Tell them what's going on. Tell them you're having trouble staying interested in the games you're running. Tell them you are getting excited about new stuff. Tell them you'd like to be able to run these stories through to completion, and that you're having difficulty doing so. Admit to them you were lying about having things to do because you weren't sure how better to handle the situation.
This might take a little bit of courage to own up to, but it's going to have a lot of benefit.
This will put this issue out in the open, and open it up for people to talk about it. It will likely only confirm what they already suspect but do not feel they can talk about.
Your players will then actually be able to talk about this openly with you, without so much tension and awkwardness being there. Some of them, possibly the girl who was concerned about the current story, will be able to talk to you about possibilities around revisiting that previous story or character she really liked and wants to see more of.

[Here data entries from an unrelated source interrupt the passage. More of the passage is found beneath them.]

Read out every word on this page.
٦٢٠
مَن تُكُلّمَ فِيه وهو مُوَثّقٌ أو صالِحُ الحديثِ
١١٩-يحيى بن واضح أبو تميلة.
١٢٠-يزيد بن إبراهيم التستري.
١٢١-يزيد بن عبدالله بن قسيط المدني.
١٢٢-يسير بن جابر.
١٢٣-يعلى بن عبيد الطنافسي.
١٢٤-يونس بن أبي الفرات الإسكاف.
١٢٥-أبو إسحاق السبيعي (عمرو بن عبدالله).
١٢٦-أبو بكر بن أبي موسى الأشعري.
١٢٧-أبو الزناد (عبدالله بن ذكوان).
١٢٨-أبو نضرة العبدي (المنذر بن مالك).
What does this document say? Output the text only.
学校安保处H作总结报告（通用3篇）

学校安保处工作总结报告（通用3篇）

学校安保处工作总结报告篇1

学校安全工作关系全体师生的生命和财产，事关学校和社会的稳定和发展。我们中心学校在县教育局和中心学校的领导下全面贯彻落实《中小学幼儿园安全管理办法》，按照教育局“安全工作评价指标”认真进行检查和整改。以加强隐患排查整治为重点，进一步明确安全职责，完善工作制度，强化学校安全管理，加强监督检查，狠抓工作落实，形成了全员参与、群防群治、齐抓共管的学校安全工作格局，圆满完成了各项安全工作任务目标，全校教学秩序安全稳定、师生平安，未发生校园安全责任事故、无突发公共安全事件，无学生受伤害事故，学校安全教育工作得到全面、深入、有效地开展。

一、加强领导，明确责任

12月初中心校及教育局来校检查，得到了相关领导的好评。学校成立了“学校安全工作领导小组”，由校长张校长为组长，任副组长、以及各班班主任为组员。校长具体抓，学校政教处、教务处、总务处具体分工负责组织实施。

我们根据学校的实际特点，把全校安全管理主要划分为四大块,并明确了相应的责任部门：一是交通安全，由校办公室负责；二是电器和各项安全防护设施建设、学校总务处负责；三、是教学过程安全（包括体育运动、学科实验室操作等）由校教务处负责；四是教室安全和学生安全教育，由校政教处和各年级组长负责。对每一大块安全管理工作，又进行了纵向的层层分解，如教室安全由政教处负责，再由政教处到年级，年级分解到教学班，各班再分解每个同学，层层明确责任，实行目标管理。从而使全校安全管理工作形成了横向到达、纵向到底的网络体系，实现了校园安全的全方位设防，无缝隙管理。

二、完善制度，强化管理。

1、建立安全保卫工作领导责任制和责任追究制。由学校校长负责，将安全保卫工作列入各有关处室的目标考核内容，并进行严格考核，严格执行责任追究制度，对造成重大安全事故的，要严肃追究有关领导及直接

Some of them may be upset. Some of this upset will be upset they already have there because you keep cancelling games, but have not been able to express because this issue has not been open. Be prepared for that, accept it, and be compassionate toward them. If they're your friends, they're generally going to be on your side.
It will also relieve you of the heavy burden of having to deal with all of this all on your own and having to keep it all secret and everything. It will let you actually talk to them about it, get their help and support, and as a group you'll be able to work out how to go ahead from here, among the options in other answers and this one.
You're only human, so have some compassion for yourself, and let the people who care about you help you through this.
Best Answer
Short and to the point, and this is actually general life advice for a lot of things: If one person is not committed, and assuming they aren't critically important for the thing you are doing, make your plans with and for those, who are committed. Trying to accommodate uncommitted people will only lead to frustration, in the likely case that they never join. It can even lead having whole thing (your RPG campaign here) lose momentum and fall apart.
Also, having been in the shoes of the uncommitted person (unrelated to RPGs but similar activity), it can be frustrating when someone tries to accommodate you, but you know there's a good chance it's in vain, and you will not be able to do the thing at all. I mean, I get it, they want me there, the thing could really use one more person, but there are lot of overlapping priorities in everybody's life.
So just do session zero with three players. Let the fourth player know they can join over video call (or just normal call) between X and Y o'clock, if it's not too much of a hassle.
In general your plan A should always be that infrequent players won't be able to attend. Make a rough plan B if you need to adapt to them showing up, but use your prep time for your regular players and maximizing their (and therefore your own) fun. Until an uncommitted person has proven that when they do say they will show up, they will show up, assume they are likely to cancel or just not show up. After they've proven to be reliable, you can and should start including them in your plan A, but until then do not let them get in the way of prepping for the regular players.